Masdar signed a pact with Singapore’s Tuas Power, France’s EDF Renewables and PT Indonesia Power to develop solar photovoltaic plants with a capacity of up to 1.2 gigawatts, with the potential to build associated storage in Indonesia, it said on Tuesday.
"We are fully confident that this ambitious initiative will be a key step towards building a greener and more sustainable future for Indonesia, Singapore and, indeed, the wider region," chief executive Mohamed Al Ramahi said.
"We will leverage the experience we have developed in some 40 countries across the globe to help this cross-border project come to fruition."
Masdar said last March that it expects a "sizeable part" of its renewable energy growth over the next five years to come from South-East Asia and Central Asia as it plans new projects to double capacity.
The company will look to develop new projects in Malaysia, Vietnam, Indonesia and Taiwan, given their high-growth economies and focus on achieving renewable energy targets, it said at the time.
Masdar's new pact also comes after the UAE and Indonesia signed agreements worth billions of dollars during the visit of Indonesian President Joko Widodo to the UAE last November.
The countries are looking to triple trade over the next four years, from $2.5 billion in 2020, as relations strengthen.

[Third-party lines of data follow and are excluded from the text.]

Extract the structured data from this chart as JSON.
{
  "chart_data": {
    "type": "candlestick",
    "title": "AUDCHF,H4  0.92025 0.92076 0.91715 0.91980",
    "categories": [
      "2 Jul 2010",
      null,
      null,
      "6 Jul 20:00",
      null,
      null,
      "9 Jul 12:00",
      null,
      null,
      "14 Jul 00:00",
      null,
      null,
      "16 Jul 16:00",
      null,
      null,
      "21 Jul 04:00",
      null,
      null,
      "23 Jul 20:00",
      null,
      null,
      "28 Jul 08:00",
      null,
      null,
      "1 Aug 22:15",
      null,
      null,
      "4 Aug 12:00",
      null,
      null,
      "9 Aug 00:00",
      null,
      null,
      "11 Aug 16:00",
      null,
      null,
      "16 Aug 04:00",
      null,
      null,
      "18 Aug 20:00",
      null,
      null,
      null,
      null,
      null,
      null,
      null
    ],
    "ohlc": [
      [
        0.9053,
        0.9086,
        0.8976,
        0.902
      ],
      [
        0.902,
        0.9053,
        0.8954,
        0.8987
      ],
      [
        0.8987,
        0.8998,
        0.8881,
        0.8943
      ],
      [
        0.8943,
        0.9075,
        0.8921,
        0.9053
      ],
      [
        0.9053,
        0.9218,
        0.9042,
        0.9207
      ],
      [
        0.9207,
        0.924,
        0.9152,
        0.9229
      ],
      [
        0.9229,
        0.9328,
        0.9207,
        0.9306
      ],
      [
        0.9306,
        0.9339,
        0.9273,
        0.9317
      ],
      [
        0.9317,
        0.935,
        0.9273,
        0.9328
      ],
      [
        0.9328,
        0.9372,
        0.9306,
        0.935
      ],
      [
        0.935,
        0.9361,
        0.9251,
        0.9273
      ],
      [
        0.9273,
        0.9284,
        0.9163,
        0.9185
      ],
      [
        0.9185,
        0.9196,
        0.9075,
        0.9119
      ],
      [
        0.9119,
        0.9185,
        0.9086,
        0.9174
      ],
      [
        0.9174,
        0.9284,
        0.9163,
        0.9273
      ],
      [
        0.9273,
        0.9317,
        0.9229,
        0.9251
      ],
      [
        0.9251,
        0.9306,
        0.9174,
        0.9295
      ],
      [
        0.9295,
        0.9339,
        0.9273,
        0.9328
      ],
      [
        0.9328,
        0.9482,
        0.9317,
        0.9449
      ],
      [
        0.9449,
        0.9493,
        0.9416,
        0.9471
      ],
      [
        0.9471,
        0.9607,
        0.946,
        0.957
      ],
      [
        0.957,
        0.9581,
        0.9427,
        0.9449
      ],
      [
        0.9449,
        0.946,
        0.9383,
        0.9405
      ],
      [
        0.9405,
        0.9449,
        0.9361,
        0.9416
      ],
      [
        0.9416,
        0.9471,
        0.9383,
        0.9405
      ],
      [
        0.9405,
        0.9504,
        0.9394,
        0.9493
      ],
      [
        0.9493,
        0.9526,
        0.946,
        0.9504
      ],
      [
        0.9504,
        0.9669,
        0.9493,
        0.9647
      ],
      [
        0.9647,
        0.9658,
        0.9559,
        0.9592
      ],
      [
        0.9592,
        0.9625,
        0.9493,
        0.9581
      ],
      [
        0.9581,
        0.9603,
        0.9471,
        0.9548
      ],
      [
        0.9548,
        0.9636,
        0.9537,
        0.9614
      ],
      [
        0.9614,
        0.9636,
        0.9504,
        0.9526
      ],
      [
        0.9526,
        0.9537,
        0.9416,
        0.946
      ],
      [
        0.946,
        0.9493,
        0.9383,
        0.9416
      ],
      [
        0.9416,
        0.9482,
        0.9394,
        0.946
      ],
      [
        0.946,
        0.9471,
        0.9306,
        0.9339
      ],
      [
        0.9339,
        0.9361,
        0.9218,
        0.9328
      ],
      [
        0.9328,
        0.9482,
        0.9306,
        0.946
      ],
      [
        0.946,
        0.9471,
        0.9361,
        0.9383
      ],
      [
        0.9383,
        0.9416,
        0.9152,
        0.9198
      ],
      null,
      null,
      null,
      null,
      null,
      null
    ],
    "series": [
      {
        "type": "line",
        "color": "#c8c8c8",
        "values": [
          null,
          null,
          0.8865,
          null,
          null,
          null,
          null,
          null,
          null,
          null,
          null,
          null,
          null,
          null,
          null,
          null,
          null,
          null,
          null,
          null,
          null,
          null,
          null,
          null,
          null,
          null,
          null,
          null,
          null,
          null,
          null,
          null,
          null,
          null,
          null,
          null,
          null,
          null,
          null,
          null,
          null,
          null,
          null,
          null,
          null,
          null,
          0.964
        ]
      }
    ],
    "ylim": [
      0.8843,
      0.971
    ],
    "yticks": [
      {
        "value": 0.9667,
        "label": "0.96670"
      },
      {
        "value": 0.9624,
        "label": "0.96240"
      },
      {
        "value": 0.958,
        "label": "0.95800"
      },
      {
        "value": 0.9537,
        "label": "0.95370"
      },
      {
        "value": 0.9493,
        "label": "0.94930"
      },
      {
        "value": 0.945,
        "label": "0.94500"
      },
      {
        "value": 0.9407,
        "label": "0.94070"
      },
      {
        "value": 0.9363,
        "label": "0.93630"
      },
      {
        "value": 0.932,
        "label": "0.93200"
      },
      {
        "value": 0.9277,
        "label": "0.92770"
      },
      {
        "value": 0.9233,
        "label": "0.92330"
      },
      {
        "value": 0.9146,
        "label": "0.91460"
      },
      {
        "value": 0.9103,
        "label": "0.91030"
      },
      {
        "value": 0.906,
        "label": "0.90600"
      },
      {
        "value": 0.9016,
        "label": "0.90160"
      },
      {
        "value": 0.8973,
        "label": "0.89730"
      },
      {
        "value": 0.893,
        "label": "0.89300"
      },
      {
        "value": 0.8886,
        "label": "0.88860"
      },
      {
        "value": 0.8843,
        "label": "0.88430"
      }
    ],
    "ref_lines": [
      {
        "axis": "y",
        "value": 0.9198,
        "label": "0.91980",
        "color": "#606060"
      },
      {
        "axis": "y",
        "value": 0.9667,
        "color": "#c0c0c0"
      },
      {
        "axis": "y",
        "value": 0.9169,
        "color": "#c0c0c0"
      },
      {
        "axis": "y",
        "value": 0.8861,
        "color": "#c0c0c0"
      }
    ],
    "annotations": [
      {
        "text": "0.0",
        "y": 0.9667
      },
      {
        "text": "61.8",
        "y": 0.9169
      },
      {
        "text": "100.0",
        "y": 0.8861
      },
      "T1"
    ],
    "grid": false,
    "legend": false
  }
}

Government and private sector entities signed deals in sectors that include energy, aviation, financial services, artificial intelligence, agriculture and defence. Deals valued at about $10bn were signed with Indonesia’s sovereign wealth fund.
In 2020, Masdar also signed a power-purchase agreement with Perusahaan Listrik Negara, Indonesia’s state electricity company, to develop the country’s first floating solar photovoltaic plant.
Masdar announced a financial close on Indonesia's Cirata Floating Photovoltaic Power Plant project last August and it is expected to begin commercial operations in the fourth quarter of this year, the company confirmed on Tuesday.
Singapore is looking to import as much as 4 gigawatts of low-carbon electricity by 2035, which would comprise 35 per cent of its total supply.
The country's Energy Market Authority issued a request for proposal (RFP) last October to appoint suppliers to import about 1.2 gigawatts of electricity into Singapore.
"With Tuas Power’s ideal location for power imports and skilled workforce, and our parent company Huaneng Power International’s expertise in large-scale renewable projects, we are confident this will be a worthy investment for all," said Jiang Hanbin, president and chief executive of Tuas Power.
France's EDF will lead the development of the sub-sea cable project to export power.
"This project will expand our presence in the region even further, following on from our current activities in Vietnam and Indonesia," said Yalim Ozilhan, EDF Renewables' South-East Asia director.